Con essi si è anche accesa una polemica mediatica su cosa sia davvero lo yoga e quale sia il suo messaggio più autentico.
Ma chi decide davvero cosa sia giusto e soprattutto quale sia il criterio per definire l’efficacia e la forza trasformativa di un percorso come lo yoga?
Recentemente sembra che sia finito sotto accusa un tipo di yoga prevalentemente fisico, spesso considerato come acrobazia o puro contorsionismo dai suoi detrattori.
Se da un lato questo può essere in parte vero – si è spesso assistito alla “conversione” di atleti, ginnaste e ballerine al mondo yoga, sicuramente più lucrativo e di moda – dall’altro, una pratica fisica seria è il passo imprescindibile per approcciarsi allo yoga.

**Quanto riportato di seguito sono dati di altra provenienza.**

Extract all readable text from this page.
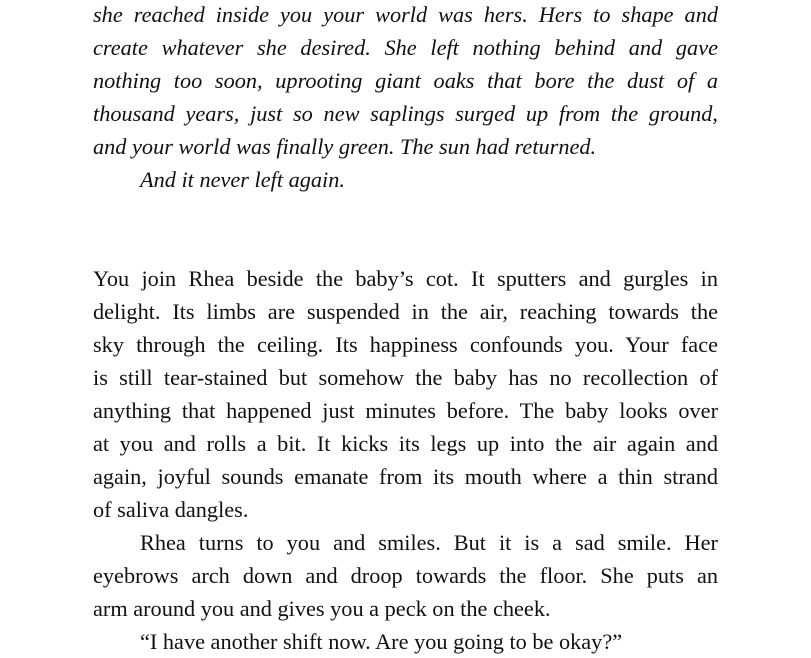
she reached inside you your world was hers. Hers to shape and
create whatever she desired. She left nothing behind and gave
nothing too soon, uprooting giant oaks that bore the dust of a
thousand years, just so new saplings surged up from the ground,
and your world was finally green. The sun had returned.
And it never left again.
You join Rhea beside the baby’s cot. It sputters and gurgles in
delight. Its limbs are suspended in the air, reaching towards the
sky through the ceiling. Its happiness confounds you. Your face
is still tear-stained but somehow the baby has no recollection of
anything that happened just minutes before. The baby looks over
at you and rolls a bit. It kicks its legs up into the air again and
again, joyful sounds emanate from its mouth where a thin strand
of saliva dangles.
Rhea turns to you and smiles. But it is a sad smile. Her
eyebrows arch down and droop towards the floor. She puts an
arm around you and gives you a peck on the cheek.
“I have another shift now. Are you going to be okay?”
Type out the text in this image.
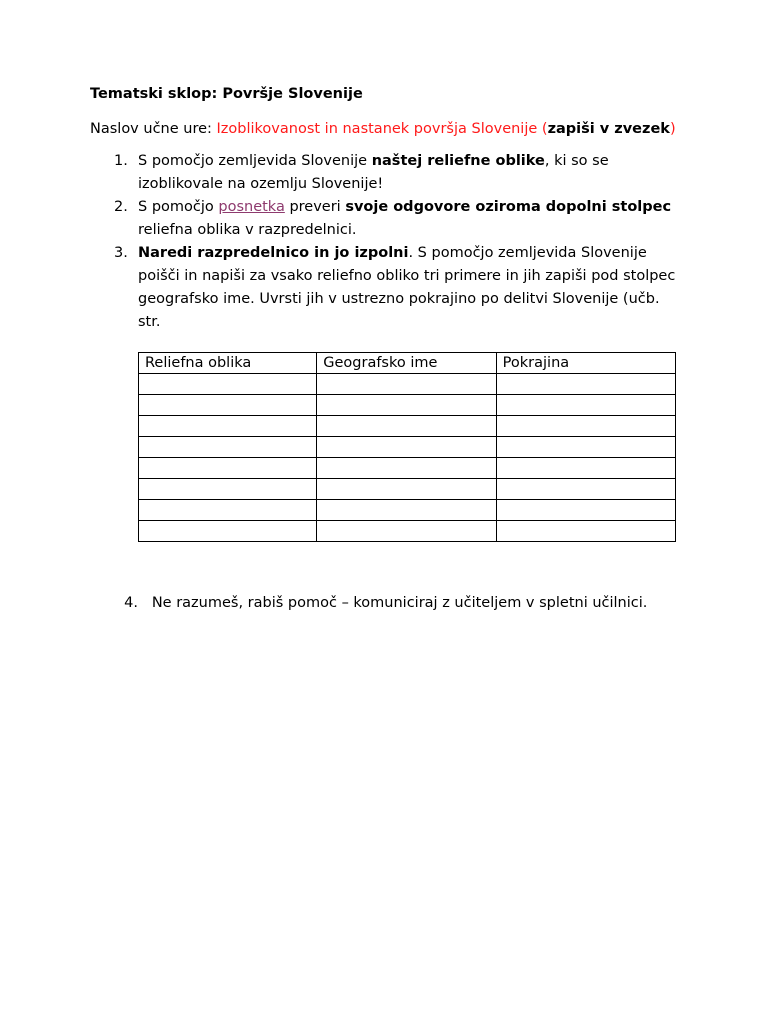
Tematski sklop: Površje Slovenije
Naslov učne ure: Izoblikovanost in nastanek površja Slovenije (zapiši v zvezek)
1. S pomočjo zemljevida Slovenije naštej reliefne oblike, ki so se izoblikovale na ozemlju Slovenije!
2. S pomočjo posnetka preveri svoje odgovore oziroma dopolni stolpec reliefna oblika v razpredelnici.
3. Naredi razpredelnico in jo izpolni. S pomočjo zemljevida Slovenije poišči in napiši za vsako reliefno obliko tri primere in jih zapiši pod stolpec geografsko ime. Uvrsti jih v ustrezno pokrajino po delitvi Slovenije (učb. str.
Reliefna oblika	Geografsko ime	Pokrajina

4. Ne razumeš, rabiš pomoč – komuniciraj z učiteljem v spletni učilnici.
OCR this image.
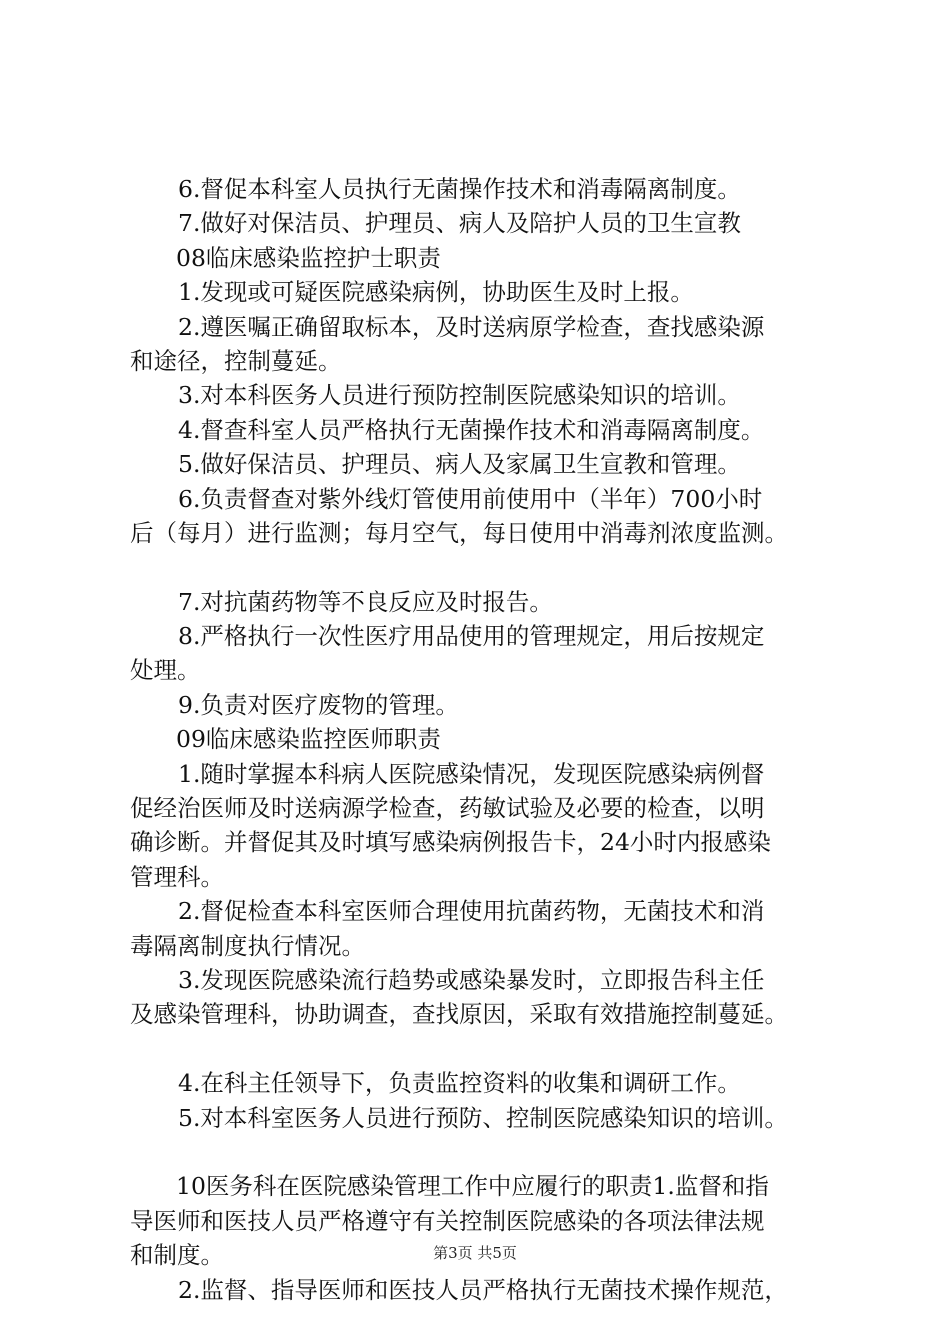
6.督促本科室人员执行无菌操作技术和消毒隔离制度。
7.做好对保洁员、护理员、病人及陪护人员的卫生宣教
08临床感染监控护士职责
1.发现或可疑医院感染病例，协助医生及时上报。
2.遵医嘱正确留取标本，及时送病原学检查，查找感染源
和途径，控制蔓延。
3.对本科医务人员进行预防控制医院感染知识的培训。
4.督查科室人员严格执行无菌操作技术和消毒隔离制度。
5.做好保洁员、护理员、病人及家属卫生宣教和管理。
6.负责督查对紫外线灯管使用前使用中（半年）700小时
后（每月）进行监测；每月空气，每日使用中消毒剂浓度监测。
7.对抗菌药物等不良反应及时报告。
8.严格执行一次性医疗用品使用的管理规定，用后按规定
处理。
9.负责对医疗废物的管理。
09临床感染监控医师职责
1.随时掌握本科病人医院感染情况，发现医院感染病例督
促经治医师及时送病源学检查，药敏试验及必要的检查，以明
确诊断。并督促其及时填写感染病例报告卡，24小时内报感染
管理科。
2.督促检查本科室医师合理使用抗菌药物，无菌技术和消
毒隔离制度执行情况。
3.发现医院感染流行趋势或感染暴发时，立即报告科主任
及感染管理科，协助调查，查找原因，采取有效措施控制蔓延。
4.在科主任领导下，负责监控资料的收集和调研工作。
5.对本科室医务人员进行预防、控制医院感染知识的培训。
10医务科在医院感染管理工作中应履行的职责1.监督和指
导医师和医技人员严格遵守有关控制医院感染的各项法律法规
和制度。
2.监督、指导医师和医技人员严格执行无菌技术操作规范，
第3页 共5页
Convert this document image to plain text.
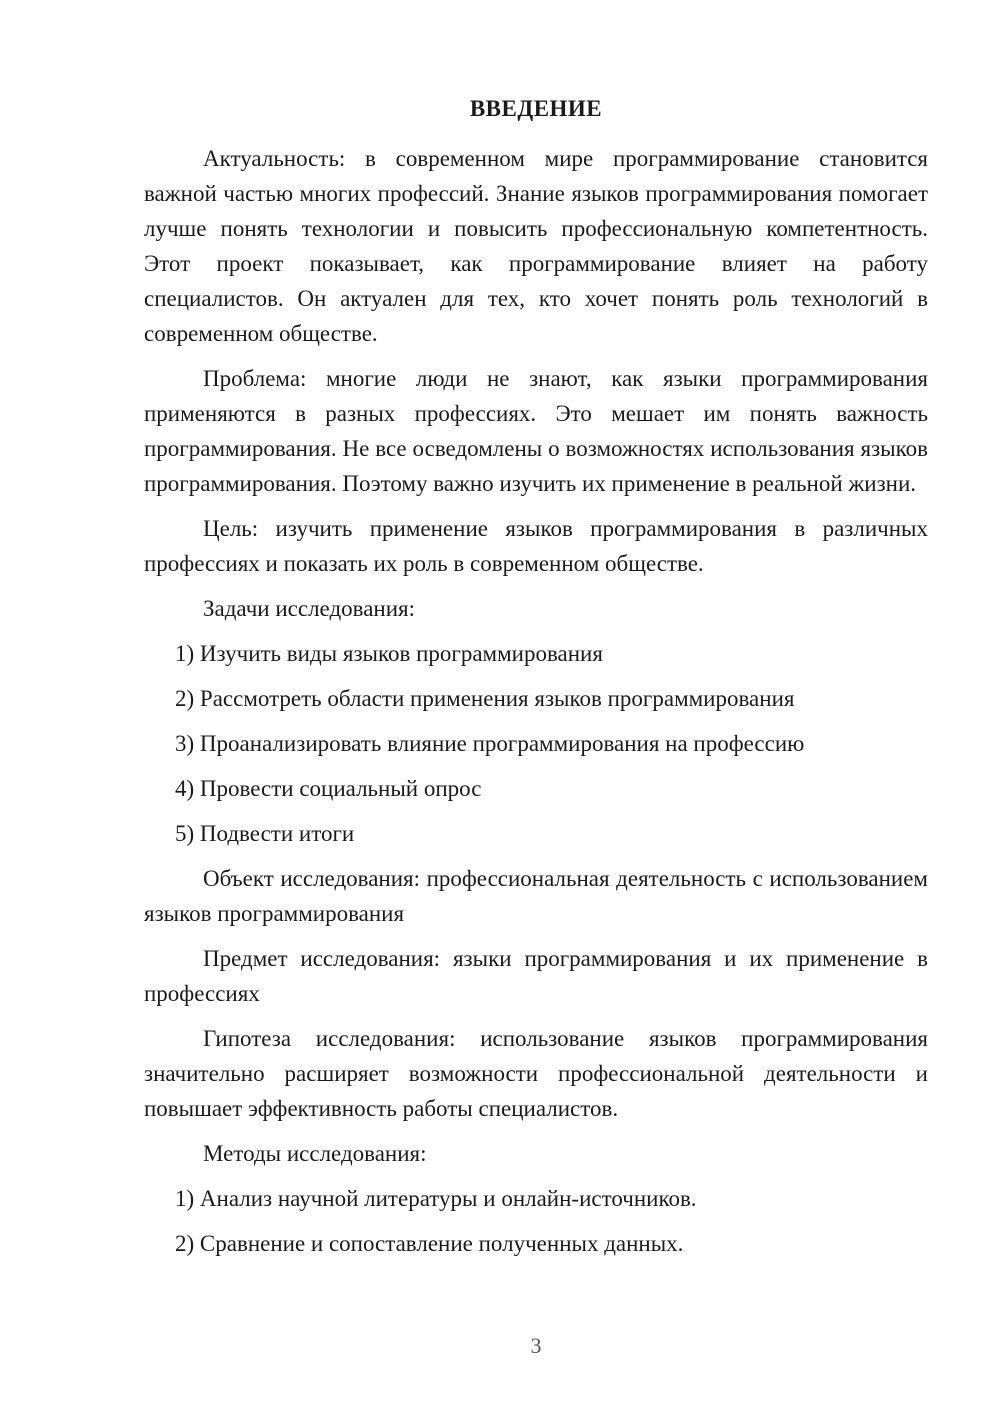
ВВЕДЕНИЕ

Актуальность: в современном мире программирование становится важной частью многих профессий. Знание языков программирования помогает лучше понять технологии и повысить профессиональную компетентность. Этот проект показывает, как программирование влияет на работу специалистов. Он актуален для тех, кто хочет понять роль технологий в современном обществе.

Проблема: многие люди не знают, как языки программирования применяются в разных профессиях. Это мешает им понять важность программирования. Не все осведомлены о возможностях использования языков программирования. Поэтому важно изучить их применение в реальной жизни.

Цель: изучить применение языков программирования в различных профессиях и показать их роль в современном обществе.

Задачи исследования:

1) Изучить виды языков программирования
2) Рассмотреть области применения языков программирования
3) Проанализировать влияние программирования на профессию
4) Провести социальный опрос
5) Подвести итоги

Объект исследования: профессиональная деятельность с использованием языков программирования

Предмет исследования: языки программирования и их применение в профессиях

Гипотеза исследования: использование языков программирования значительно расширяет возможности профессиональной деятельности и повышает эффективность работы специалистов.

Методы исследования:

1) Анализ научной литературы и онлайн-источников.
2) Сравнение и сопоставление полученных данных.
3
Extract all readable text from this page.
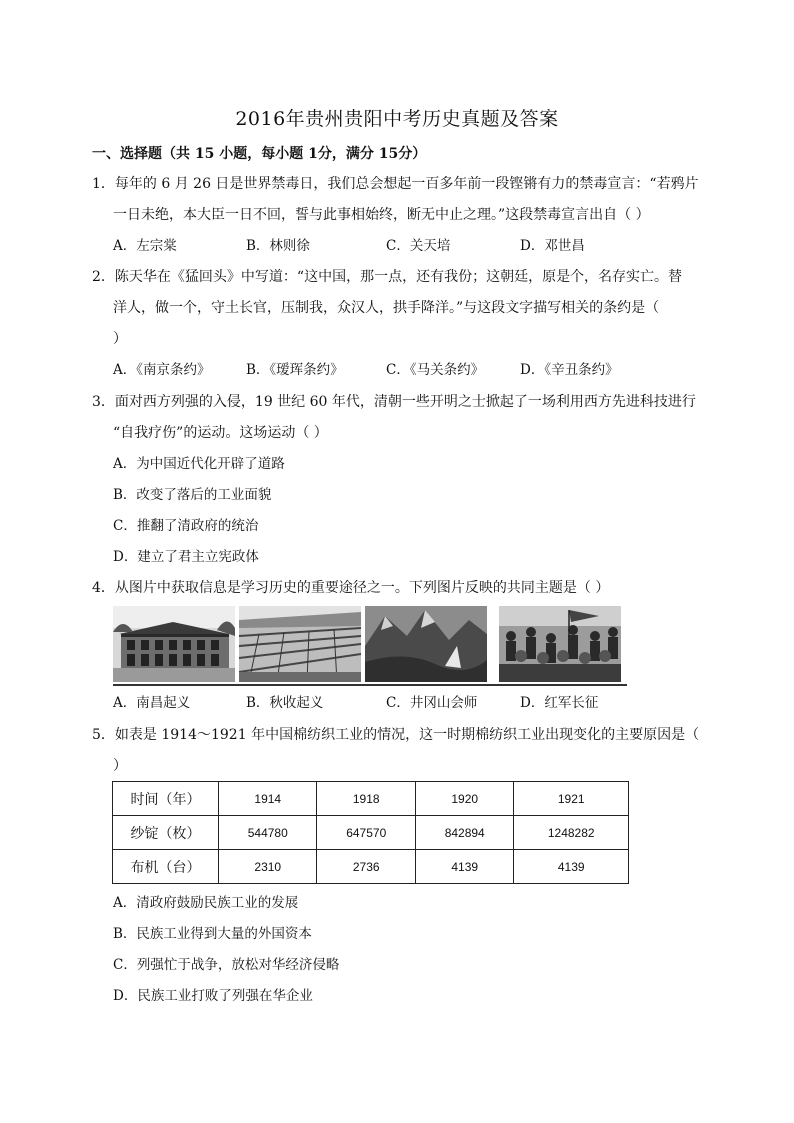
2016年贵州贵阳中考历史真题及答案
一、选择题（共 15 小题，每小题 1分，满分 15分）
1．每年的 6 月 26 日是世界禁毒日，我们总会想起一百多年前一段铿锵有力的禁毒宣言：“若鸦片
一日未绝，本大臣一日不回，誓与此事相始终，断无中止之理。”这段禁毒宣言出自（ ）
A．左宗棠	B．林则徐	C．关天培	D．邓世昌
2．陈天华在《猛回头》中写道：“这中国，那一点，还有我份；这朝廷，原是个，名存实亡。替
洋人，做一个，守土长官，压制我，众汉人，拱手降洋。”与这段文字描写相关的条约是（
）
A．《南京条约》	B．《瑷珲条约》	C．《马关条约》	D．《辛丑条约》
3．面对西方列强的入侵，19 世纪 60 年代，清朝一些开明之士掀起了一场利用西方先进科技进行
“自我疗伤”的运动。这场运动（ ）
A．为中国近代化开辟了道路
B．改变了落后的工业面貌
C．推翻了清政府的统治
D．建立了君主立宪政体
4．从图片中获取信息是学习历史的重要途径之一。下列图片反映的共同主题是（ ）
A．南昌起义	B．秋收起义	C．井冈山会师	D．红军长征
5．如表是 1914～1921 年中国棉纺织工业的情况，这一时期棉纺织工业出现变化的主要原因是（
）
时间（年）	1914	1918	1920	1921
纱锭（枚）	544780	647570	842894	1248282
布机（台）	2310	2736	4139	4139
A．清政府鼓励民族工业的发展
B．民族工业得到大量的外国资本
C．列强忙于战争，放松对华经济侵略
D．民族工业打败了列强在华企业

Senza buttarsi nell’arena, per così dire, confrontandosi sul tappetino con le proprie paure e limitazioni, coltivare attivamente presenza e concentranzione, mettendo in campo una disciplina ferrea (Sādhanā), non si può certo dire di praticare yoga.
Guruj – Sri K. Pattabi Jois – tra i maggiori esponenti dell’Ashtanga Vinyasa moderno, affermava: ”99% practice, 1% theory” e anche “Practice and all is coming”.
In realtà, la fisicità nello yoga è solo apparente perché attraverso gli asana si va a manipolare e riconfigurare la nostra struttura energetica agendo sulla qualità e il livello di Prana, o energia vitale, e si controlla la mente con una costante focalizzazione sulla Presenza e sulla Consapevolezza .
“Praticare gli asana senza le basi di yamas e niyamas è pura acrobazia”
B.K.S. Iyengar
Un sistema etico alla base della pratica è imprescindibile.
Dall’altro estremo troviamo un approccio allo Yoga che sovente ha il sentore della setta religiosa e del cult, con l’emergenza di personaggi dalla dubbia sincerità e auto-proclamati Gurus dalla scarsa integrità etica che vedono nello yoga un’occasione di manipolazione psicologica e lucrativa.
Quindi, il mio messaggio è quello di mantenere una salutare equidistanza da approcci estremi, pensando allo yoga come uno strumento sacro di evoluzione personale senza però trasformarlo nell’orizzonte esclusivo dei nostri interessi o riportandolo all’interno di una attitudine compulsiva che proprio esso, lo yoga, dovrebbe aiutare a tenere sotto controllo.
Lo yoga è un’attitudine e un modo di essere. Esso inizia veramente nel momento in cui ripieghiamo il tappetino.